9. Procedure to exercise rights
All the aforementioned claims on exercising rights regarding your personal data can be addressed in written form to the controller at the e-mail address 4U@collagen36.com or by post to the address Pinal d.o.o., Savska Loka 20, 4000 Kranj, Slovenia.
If you submit your claim, in accordance with the previous paragraph, using
electronic means, the information, where possible, will be provided to you in
electronic means, unless you request otherwise.
The controller can, for the purposes of reliable identification in cases of claiming rights on personal data, request additional information from you that is necessary to confirm your identity, and may decline acting in accordance with this chapter only in the event that they cannot reliably identify you.
The controller will respond to your request exercising your rights regarding your personal data without undue delay in no more than a month after receiving the claim. Pinal can extend the deadline to comply with the rights for no more than two additional months, taking into account the complexity and number of claims.
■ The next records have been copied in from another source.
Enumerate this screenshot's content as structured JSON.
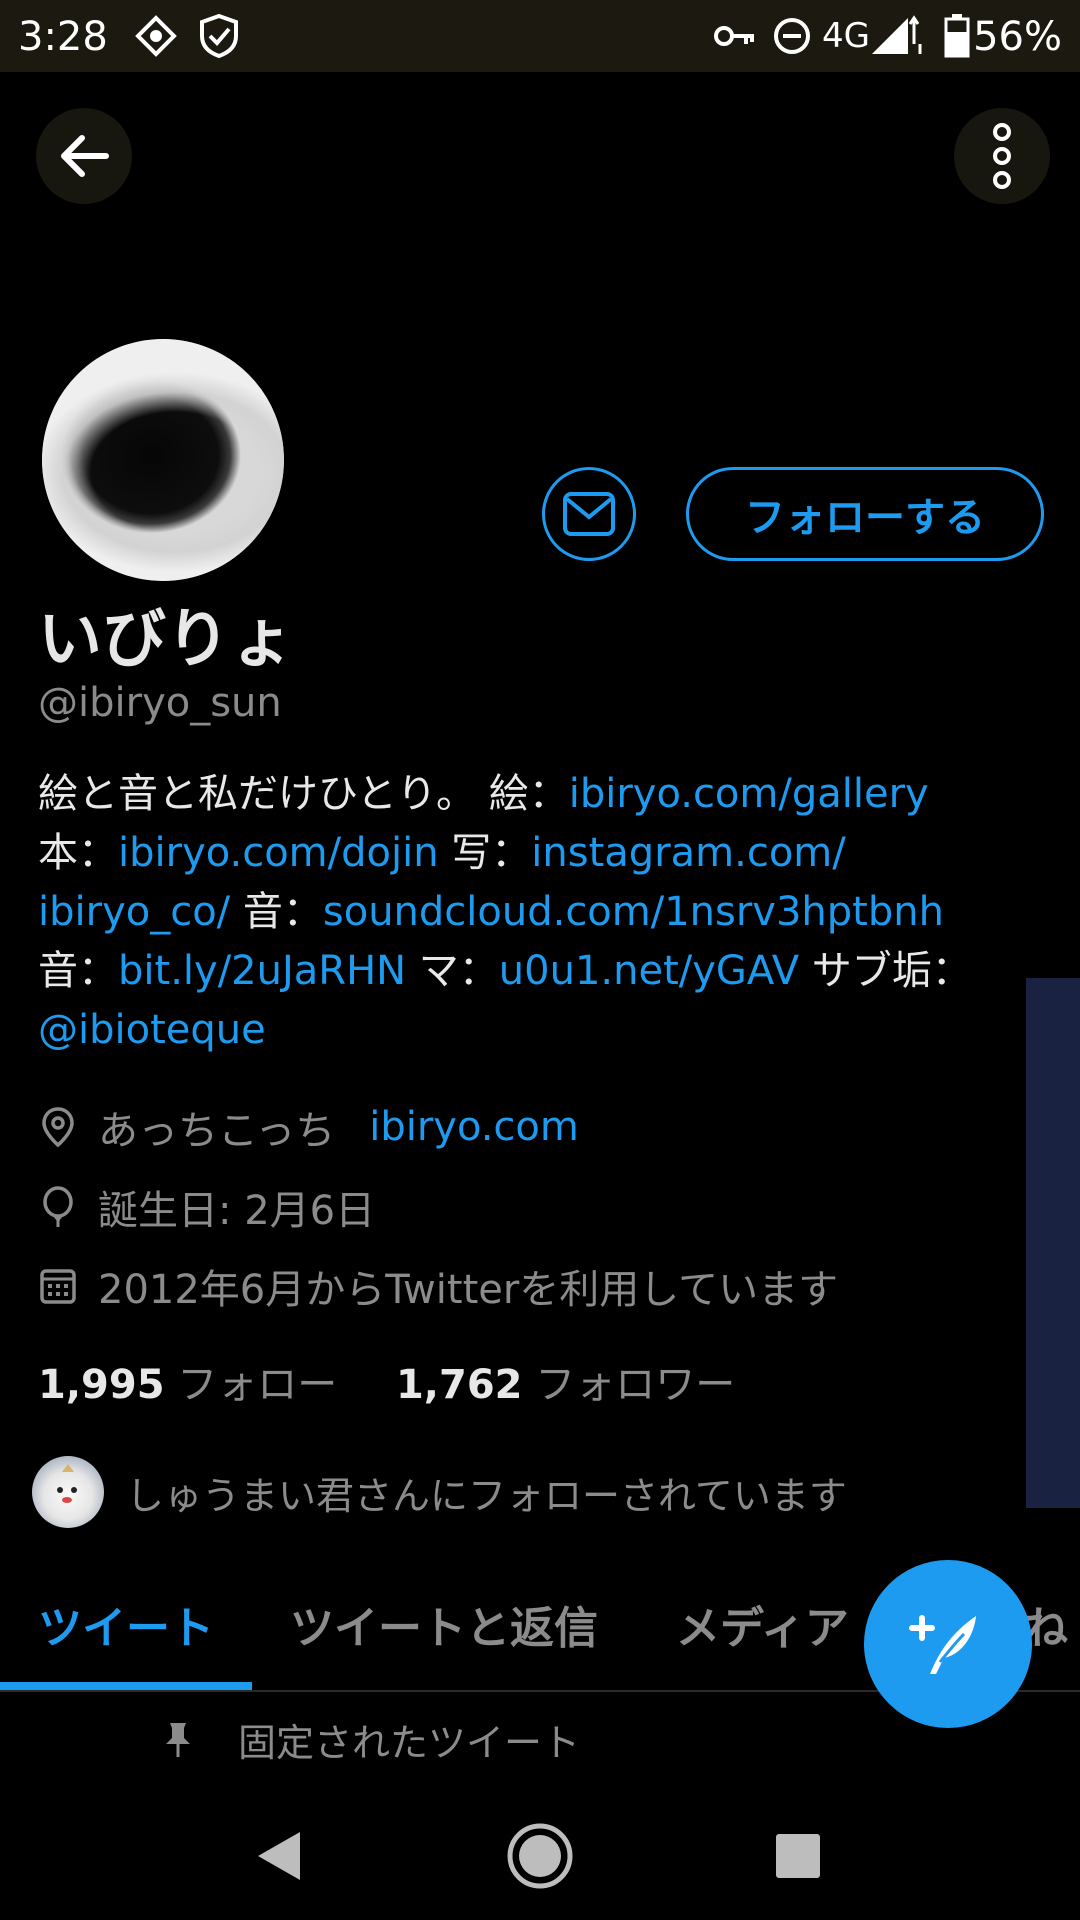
{
  "status_bar": {
    "time": "3:28",
    "network": "4G",
    "battery": "56%",
    "icons": [
      "location-diamond-icon",
      "shield-check-icon",
      "key-icon",
      "do-not-disturb-icon",
      "signal-icon",
      "battery-icon"
    ]
  },
  "header": {
    "back_icon": "arrow-left-icon",
    "menu_icon": "more-vertical-icon"
  },
  "profile": {
    "name": "いびりょ",
    "handle": "@ibiryo_sun",
    "follow_label": "フォローする",
    "dm_icon": "mail-icon"
  },
  "bio": {
    "line1_text": "絵と音と私だけひとり。 絵：",
    "line1_link": "ibiryo.com/gallery",
    "line2_prefix": "本：",
    "line2_link": "ibiryo.com/dojin",
    "line2_mid": " 写：",
    "line2_link2": "instagram.com/",
    "line3_link": "ibiryo_co/",
    "line3_mid": " 音：",
    "line3_link2": "soundcloud.com/1nsrv3hptbnh",
    "line4_prefix": "音：",
    "line4_link": "bit.ly/2uJaRHN",
    "line4_mid": " マ：",
    "line4_link2": "u0u1.net/yGAV",
    "line4_suffix": " サブ垢：",
    "line5_link": "@ibioteque"
  },
  "meta": {
    "location": "あっちこっち",
    "website": "ibiryo.com",
    "birthday": "誕生日: 2月6日",
    "joined": "2012年6月からTwitterを利用しています"
  },
  "counts": {
    "following_count": "1,995",
    "following_label": "フォロー",
    "followers_count": "1,762",
    "followers_label": "フォロワー"
  },
  "followed_by": "しゅうまい君さんにフォローされています",
  "tabs": [
    {
      "label": "ツイート",
      "active": true
    },
    {
      "label": "ツイートと返信",
      "active": false
    },
    {
      "label": "メディア",
      "active": false
    },
    {
      "label": "ね",
      "active": false
    }
  ],
  "pinned_label": "固定されたツイート",
  "fab_icon": "compose-tweet-icon",
  "accent_color": "#1d9bf0"
}
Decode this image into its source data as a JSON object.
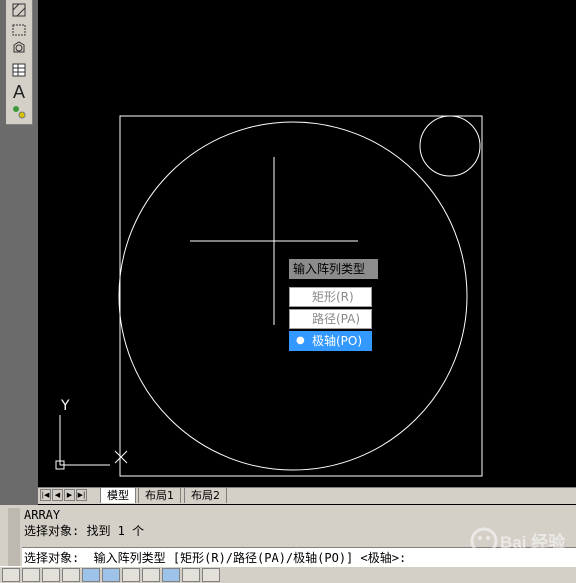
{
  "toolbar": {
    "icons": [
      "hatch-icon",
      "region-icon",
      "table-icon",
      "multiline-text-icon",
      "add-selected-icon"
    ],
    "text_tool_glyph": "A"
  },
  "drawing": {
    "ucs": {
      "y_label": "Y"
    }
  },
  "popup": {
    "title": "输入阵列类型",
    "options": [
      {
        "label": "矩形(R)",
        "selected": false
      },
      {
        "label": "路径(PA)",
        "selected": false
      },
      {
        "label": "极轴(PO)",
        "selected": true
      }
    ],
    "bullet": "●"
  },
  "tabs": {
    "nav": [
      "|◀",
      "◀",
      "▶",
      "▶|"
    ],
    "items": [
      {
        "label": "模型",
        "active": true
      },
      {
        "label": "布局1",
        "active": false
      },
      {
        "label": "布局2",
        "active": false
      }
    ]
  },
  "command": {
    "history": [
      "ARRAY",
      "选择对象: 找到 1 个"
    ],
    "prompt": "选择对象:  输入阵列类型 [矩形(R)/路径(PA)/极轴(PO)] <极轴>:"
  },
  "watermark": {
    "text": "Bai 经验"
  },
  "colors": {
    "background": "#000000",
    "linework": "#ffffff",
    "selected": "#3399ff",
    "panel": "#d4d0c8"
  }
}
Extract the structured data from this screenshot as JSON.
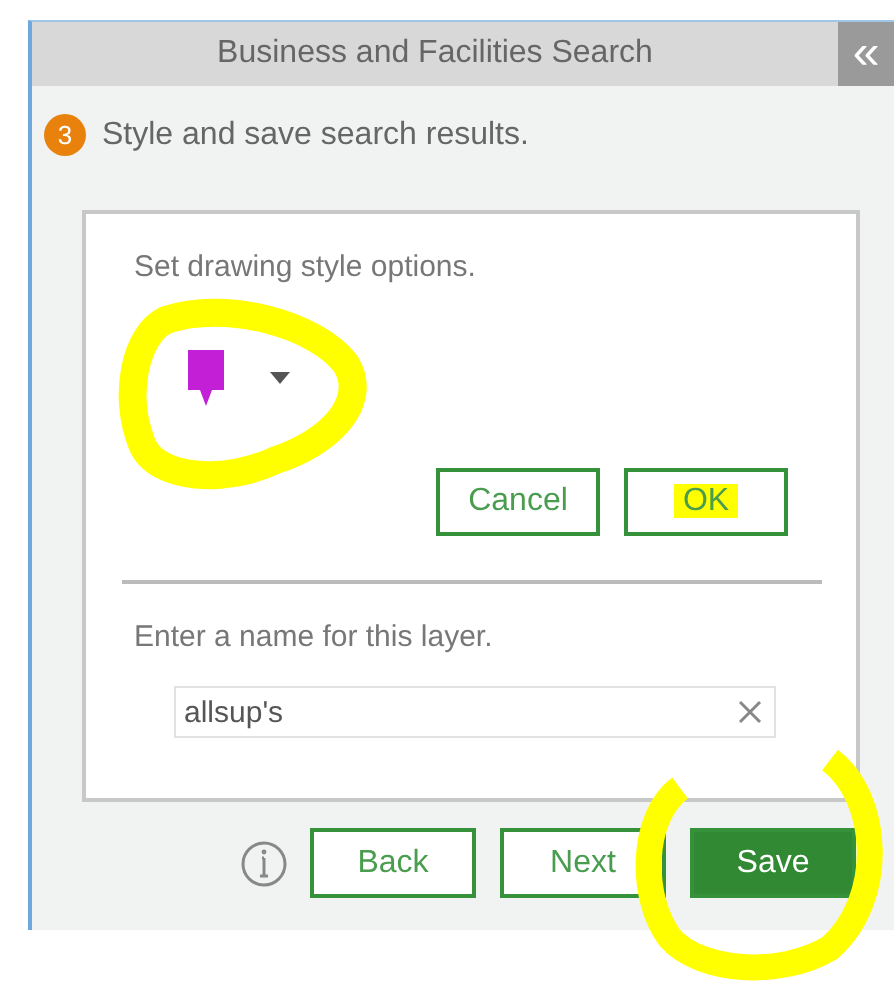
{
  "panel": {
    "title": "Business and Facilities Search",
    "collapse_icon": "«"
  },
  "step": {
    "number": "3",
    "text": "Style and save search results."
  },
  "style_section": {
    "label": "Set drawing style options.",
    "circled": true
  },
  "style_buttons": [
    {
      "label": "Cancel",
      "highlighted": false
    },
    {
      "label": "OK",
      "highlighted": true
    }
  ],
  "name_section": {
    "label": "Enter a name for this layer.",
    "value": "allsup's"
  },
  "footer_buttons": [
    {
      "label": "Back",
      "kind": "outline",
      "circled": false
    },
    {
      "label": "Next",
      "kind": "outline",
      "circled": false
    },
    {
      "label": "Save",
      "kind": "primary",
      "circled": true
    }
  ]
}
If Pinal extends the deadline, they will inform you about the extension within one month of receiving the claim, including the reasons for the delay.
If your claims regarding this chapter are obviously unfounded or excessive, especially when repetitive, Pinal can:
- charge a reasonable fee based on administrative costs of forwarding the information or the claim or of processing the claim,
- decline to act on the claim.
10. Right to lodge a complaint regarding personal data processing
You can send any potential complaint regarding the processing of your personal data to the e-mail address 4U@collagen36.com or by post to the address Pinal d.o.o., Savska Loka 20, 4000 Kranj, Slovenia.
You have the right to lodge your complaint directly to the Information Commissioner, if you believe processing your personal data is infringing on Slovenian State or EU rules on personal data protection.
11. Policy validity
This Policy enters into force on 25 May 2019 and can be changed or amended at any time.